Many of the violence against women advocates and others attending this month’s inquest into the September 22, 2015 murders of Carol Culleton, Anastasia Kuzyk and Nathalie Warmerdam in Renfrew County are doubtful that positive change will result from this most recent examination of intimate partner violence and homicide.
It’s easy to see why: this is not the first look at IPV and IPV homicide. The jury in the Arlene May inquest in 1998 made a staggering 213 recommendations for systemic change; four years later, the Gillian Hadley inquest jury made 58 recommendations; many of them overlapping with those made in 1998.
In response, Ontario established a Domestic Violence Death Review Committee (DVDRC) in 2002, with the purpose of assisting the Office of the Chief Coroner of Ontario in “investigating and reviewing deaths that occur in the context of domestic violence and form recommendations to help prevent similar tragedies in the future.” In each of its reports, the DVDRC makes dozens of recommendations for change.
Despite the hundreds of recommendations made by these three bodies alone, intimate partner homicides have not come to an end. They have not even decreased in number; rather, they have increased over the two years of the pandemic.
“How many women have to die?”
Last week, the jury heard about more than 30 years of coroner’s inquests, government commissioned reports, parliamentary reports and commissions of inquiry related to IPV and IPV homicides. Recommendations from these various proceedings covered a wide range of topics and often echoed previously made recommendations. Some contained recommendations to implement previous recommendations.
The Hadley inquest recommendations of 20 years ago began with a recommendation that the government establish an implementation committee with proper funding that would be “not time limited” and would run until it was “satisfied that all recommendations have been implemented.”
More recently, in its 2021 Roadmap for the National Action Plan on Violence Against Women and Gender-Based Violence (NAP), Women’s Shelters Canada called for the establishment of an independent oversight body, arm’s length from government, with community-based anti-violence expertise, to track and evaluate progress on all efforts to end VAW. Such an entity, says Women’s Shelters Canada (WSC), would create accountability, transparency and structural support. It would also ensure that the work would survive election cycles and different government mandates.
“Does anyone really care?”
“We know the answers to stopping this kind of crime; we just lack the will to make it happen.”
That feeling is certainly shared by a number of the participants in the community consultations I held throughout Renfrew County in April and May. They talked about a lack of political will to make meaningful change and worried that even excellent recommendations would be relegated to a back burner.
Despite these doubts, more than 50 people took the time to talk with me or send me their thoughts in writing. They did so despite the pain and re-traumatization it caused them. They did so because, even though they still feel ongoing grief, anger and shame that something this terrible could happen where they live, they want to be part of building the solution.
Seizing the moment
It’s really only in the past 40 years that Canadian society, including government, has even begun to think about intimate partner violence; before that, we didn’t even admit to the existence of the problem. When the Royal Commission on the Status of Women released its final report in 1970, not one of its 162 recommendations dealt with violence within the family. In 1982, a month after the Charter of Rights and Freedoms came into being, uproarious laughter greeted MP Margaret Mitchell when she rose to ask Prime Minister Pierre Trudeau what his government planned to do to assist battered women.

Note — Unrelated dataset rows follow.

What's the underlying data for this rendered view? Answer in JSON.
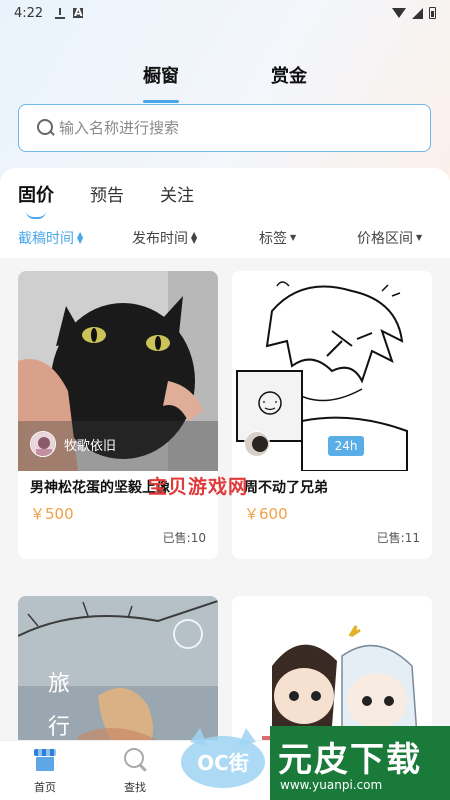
{
  "status": {
    "time": "4:22"
  },
  "top_tabs": [
    {
      "label": "橱窗",
      "active": true
    },
    {
      "label": "赏金",
      "active": false
    }
  ],
  "search": {
    "placeholder": "输入名称进行搜索"
  },
  "sub_tabs": [
    {
      "label": "固价",
      "active": true
    },
    {
      "label": "预告",
      "active": false
    },
    {
      "label": "关注",
      "active": false
    }
  ],
  "filters": [
    {
      "label": "截稿时间",
      "active": true
    },
    {
      "label": "发布时间",
      "active": false
    },
    {
      "label": "标签",
      "active": false
    },
    {
      "label": "价格区间",
      "active": false
    }
  ],
  "cards": [
    {
      "author": "牧歌依旧",
      "title": "男神松花蛋的坚毅上像",
      "price": "￥500",
      "sold": "已售:10"
    },
    {
      "author": "",
      "badge": "24h",
      "title": "周不动了兄弟",
      "price": "￥600",
      "sold": "已售:11"
    },
    {
      "vertical_text": "旅 行"
    },
    {}
  ],
  "watermark": "宝贝游戏网",
  "bottom_nav": [
    {
      "label": "首页"
    },
    {
      "label": "查找"
    }
  ],
  "overlay_logos": {
    "oc": "OC街",
    "yp_main": "元皮下载",
    "yp_url": "www.yuanpi.com"
  },
  "colors": {
    "accent": "#4aa7e8",
    "price": "#f0a048"
  }
}
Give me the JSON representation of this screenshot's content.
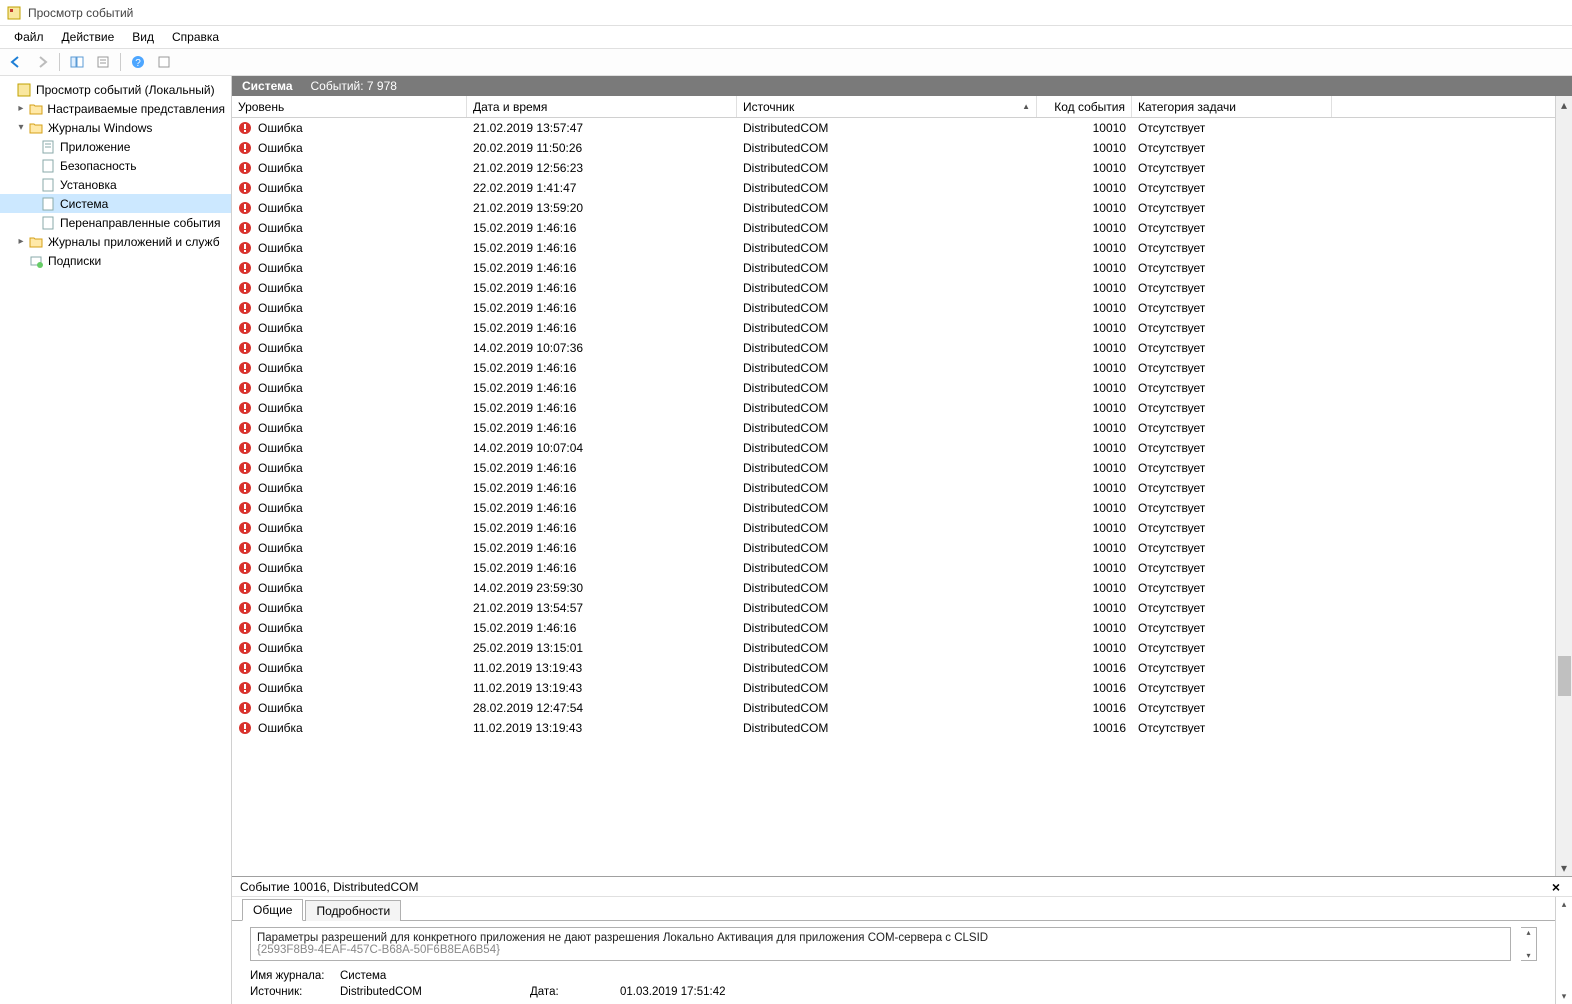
{
  "window": {
    "title": "Просмотр событий"
  },
  "menu": [
    "Файл",
    "Действие",
    "Вид",
    "Справка"
  ],
  "tree": {
    "root": "Просмотр событий (Локальный)",
    "custom_views": "Настраиваемые представления",
    "win_logs": "Журналы Windows",
    "app": "Приложение",
    "security": "Безопасность",
    "setup": "Установка",
    "system": "Система",
    "forwarded": "Перенаправленные события",
    "app_logs": "Журналы приложений и служб",
    "subs": "Подписки"
  },
  "header": {
    "title": "Система",
    "count_label": "Событий: 7 978"
  },
  "columns": {
    "level": "Уровень",
    "date": "Дата и время",
    "source": "Источник",
    "eventid": "Код события",
    "task": "Категория задачи"
  },
  "level_error": "Ошибка",
  "events": [
    {
      "date": "21.02.2019 13:57:47",
      "source": "DistributedCOM",
      "id": "10010",
      "task": "Отсутствует"
    },
    {
      "date": "20.02.2019 11:50:26",
      "source": "DistributedCOM",
      "id": "10010",
      "task": "Отсутствует"
    },
    {
      "date": "21.02.2019 12:56:23",
      "source": "DistributedCOM",
      "id": "10010",
      "task": "Отсутствует"
    },
    {
      "date": "22.02.2019 1:41:47",
      "source": "DistributedCOM",
      "id": "10010",
      "task": "Отсутствует"
    },
    {
      "date": "21.02.2019 13:59:20",
      "source": "DistributedCOM",
      "id": "10010",
      "task": "Отсутствует"
    },
    {
      "date": "15.02.2019 1:46:16",
      "source": "DistributedCOM",
      "id": "10010",
      "task": "Отсутствует"
    },
    {
      "date": "15.02.2019 1:46:16",
      "source": "DistributedCOM",
      "id": "10010",
      "task": "Отсутствует"
    },
    {
      "date": "15.02.2019 1:46:16",
      "source": "DistributedCOM",
      "id": "10010",
      "task": "Отсутствует"
    },
    {
      "date": "15.02.2019 1:46:16",
      "source": "DistributedCOM",
      "id": "10010",
      "task": "Отсутствует"
    },
    {
      "date": "15.02.2019 1:46:16",
      "source": "DistributedCOM",
      "id": "10010",
      "task": "Отсутствует"
    },
    {
      "date": "15.02.2019 1:46:16",
      "source": "DistributedCOM",
      "id": "10010",
      "task": "Отсутствует"
    },
    {
      "date": "14.02.2019 10:07:36",
      "source": "DistributedCOM",
      "id": "10010",
      "task": "Отсутствует"
    },
    {
      "date": "15.02.2019 1:46:16",
      "source": "DistributedCOM",
      "id": "10010",
      "task": "Отсутствует"
    },
    {
      "date": "15.02.2019 1:46:16",
      "source": "DistributedCOM",
      "id": "10010",
      "task": "Отсутствует"
    },
    {
      "date": "15.02.2019 1:46:16",
      "source": "DistributedCOM",
      "id": "10010",
      "task": "Отсутствует"
    },
    {
      "date": "15.02.2019 1:46:16",
      "source": "DistributedCOM",
      "id": "10010",
      "task": "Отсутствует"
    },
    {
      "date": "14.02.2019 10:07:04",
      "source": "DistributedCOM",
      "id": "10010",
      "task": "Отсутствует"
    },
    {
      "date": "15.02.2019 1:46:16",
      "source": "DistributedCOM",
      "id": "10010",
      "task": "Отсутствует"
    },
    {
      "date": "15.02.2019 1:46:16",
      "source": "DistributedCOM",
      "id": "10010",
      "task": "Отсутствует"
    },
    {
      "date": "15.02.2019 1:46:16",
      "source": "DistributedCOM",
      "id": "10010",
      "task": "Отсутствует"
    },
    {
      "date": "15.02.2019 1:46:16",
      "source": "DistributedCOM",
      "id": "10010",
      "task": "Отсутствует"
    },
    {
      "date": "15.02.2019 1:46:16",
      "source": "DistributedCOM",
      "id": "10010",
      "task": "Отсутствует"
    },
    {
      "date": "15.02.2019 1:46:16",
      "source": "DistributedCOM",
      "id": "10010",
      "task": "Отсутствует"
    },
    {
      "date": "14.02.2019 23:59:30",
      "source": "DistributedCOM",
      "id": "10010",
      "task": "Отсутствует"
    },
    {
      "date": "21.02.2019 13:54:57",
      "source": "DistributedCOM",
      "id": "10010",
      "task": "Отсутствует"
    },
    {
      "date": "15.02.2019 1:46:16",
      "source": "DistributedCOM",
      "id": "10010",
      "task": "Отсутствует"
    },
    {
      "date": "25.02.2019 13:15:01",
      "source": "DistributedCOM",
      "id": "10010",
      "task": "Отсутствует"
    },
    {
      "date": "11.02.2019 13:19:43",
      "source": "DistributedCOM",
      "id": "10016",
      "task": "Отсутствует"
    },
    {
      "date": "11.02.2019 13:19:43",
      "source": "DistributedCOM",
      "id": "10016",
      "task": "Отсутствует"
    },
    {
      "date": "28.02.2019 12:47:54",
      "source": "DistributedCOM",
      "id": "10016",
      "task": "Отсутствует"
    },
    {
      "date": "11.02.2019 13:19:43",
      "source": "DistributedCOM",
      "id": "10016",
      "task": "Отсутствует"
    }
  ],
  "detail": {
    "title": "Событие 10016, DistributedCOM",
    "tab_general": "Общие",
    "tab_details": "Подробности",
    "description": "Параметры разрешений для конкретного приложения не дают разрешения Локально Активация для приложения COM-сервера с CLSID",
    "clsid_line": "{2593F8B9-4EAF-457C-B68A-50F6B8EA6B54}",
    "log_name_label": "Имя журнала:",
    "log_name_value": "Система",
    "source_label": "Источник:",
    "source_value": "DistributedCOM",
    "date_label": "Дата:",
    "date_value": "01.03.2019 17:51:42"
  }
}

Maybe I’m just stubborn, but I refuse to give up hope that we can make change. To this end, I suggested to the jury in my testimony last week that Ontario needs some kind of independent body similar to that proposed for the NAP to provide an oversight function with respect to the implementation of IPV inquest recommendations. The precise details of what that body would look like, who would sit on it, who would be accountable to it and what its mandate would be are questions to be answered through a collaborative and consultative process.

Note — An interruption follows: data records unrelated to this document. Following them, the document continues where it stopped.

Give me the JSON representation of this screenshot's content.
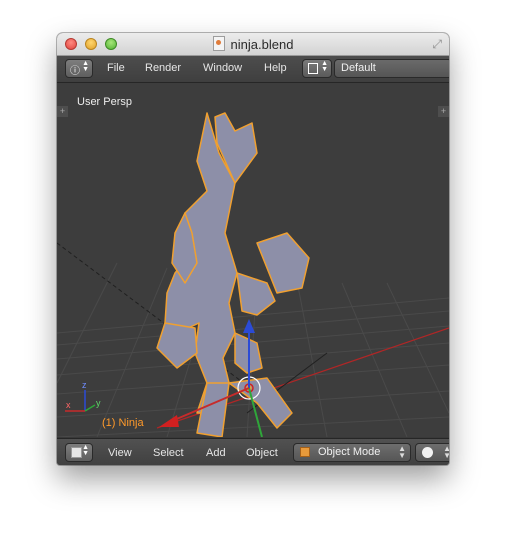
{
  "window": {
    "title": "ninja.blend",
    "icons": {
      "document": "blend-file-icon",
      "fullscreen": "fullscreen-icon"
    }
  },
  "header": {
    "menus": [
      "File",
      "Render",
      "Window",
      "Help"
    ],
    "screen_layout": "Default"
  },
  "viewport": {
    "view_label": "User Persp",
    "object_label": "(1) Ninja",
    "axis_labels": {
      "x": "x",
      "y": "y",
      "z": "z"
    },
    "colors": {
      "background": "#3d3d3d",
      "selection_outline": "#f0a030",
      "x_axis": "#c62b2b",
      "y_axis": "#2fa63a",
      "z_axis": "#2b4bd6"
    }
  },
  "footer": {
    "menus": [
      "View",
      "Select",
      "Add",
      "Object"
    ],
    "mode": "Object Mode"
  }
}
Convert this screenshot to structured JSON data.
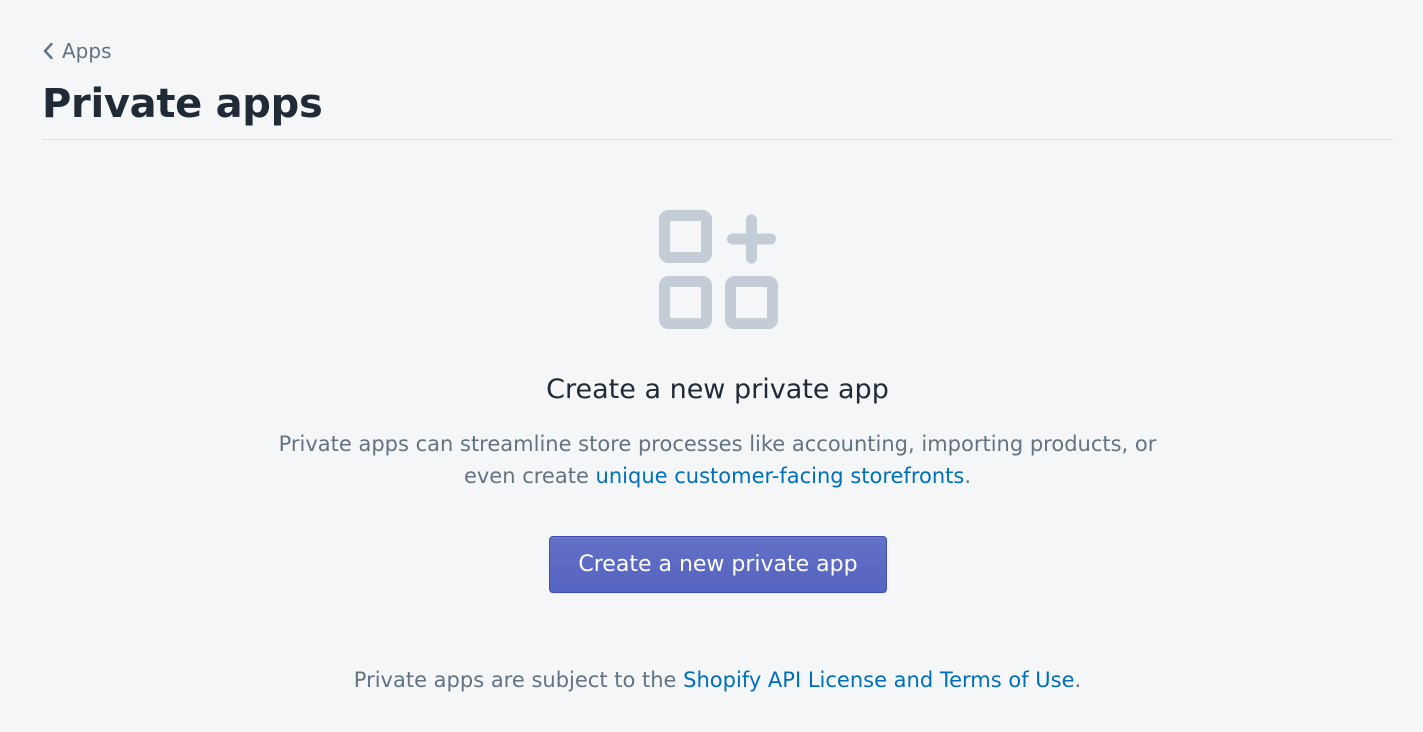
{
  "breadcrumb": {
    "label": "Apps",
    "icon": "chevron-left-icon"
  },
  "page": {
    "title": "Private apps"
  },
  "empty_state": {
    "icon": "apps-add-icon",
    "icon_color": "#c4cdd5",
    "heading": "Create a new private app",
    "description_before": "Private apps can streamline store processes like accounting, importing products, or even create ",
    "description_link": "unique customer-facing storefronts",
    "description_after": ".",
    "button_label": "Create a new private app"
  },
  "footer": {
    "text_before": "Private apps are subject to the ",
    "link": "Shopify API License and Terms of Use",
    "text_after": "."
  },
  "colors": {
    "background": "#f4f6f8",
    "primary": "#5c6ac4",
    "link": "#006fbb",
    "subdued_text": "#637381",
    "heading_text": "#212b36"
  }
}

During my conversation with CBC podcast Front Burner host Jayme Poisson last week, I talked about why I feel hopeful. I believe this inquest is taking place at a critical time; in part, because the pandemic, while causing the rate of IPV to shoot through the ceiling, has also shone a light like never before on the problem. Governments, the media and people generally have more awareness of the seriousness of IPV. The federal government says it’s committed to implementing a national action plan; last year’s changes to the Divorce Act provide a thorough definition of family violence and make it mandatory for judges to consider it when making decisions related to children; new gun control legislation is before Parliament and Bill C-233, which would require judges to receive education about IPV, is before the Senate.
None of these is the magic wand answer we need; indeed, I don’t think there is such an answer. But they are all part of moving us forward in developing better responses to IPV and, ultimately, to ending it altogether. As a colleague and friend texted me during the inquest proceedings last week:
“The time is now, because if not now, then when? This is the moment and opportunity.”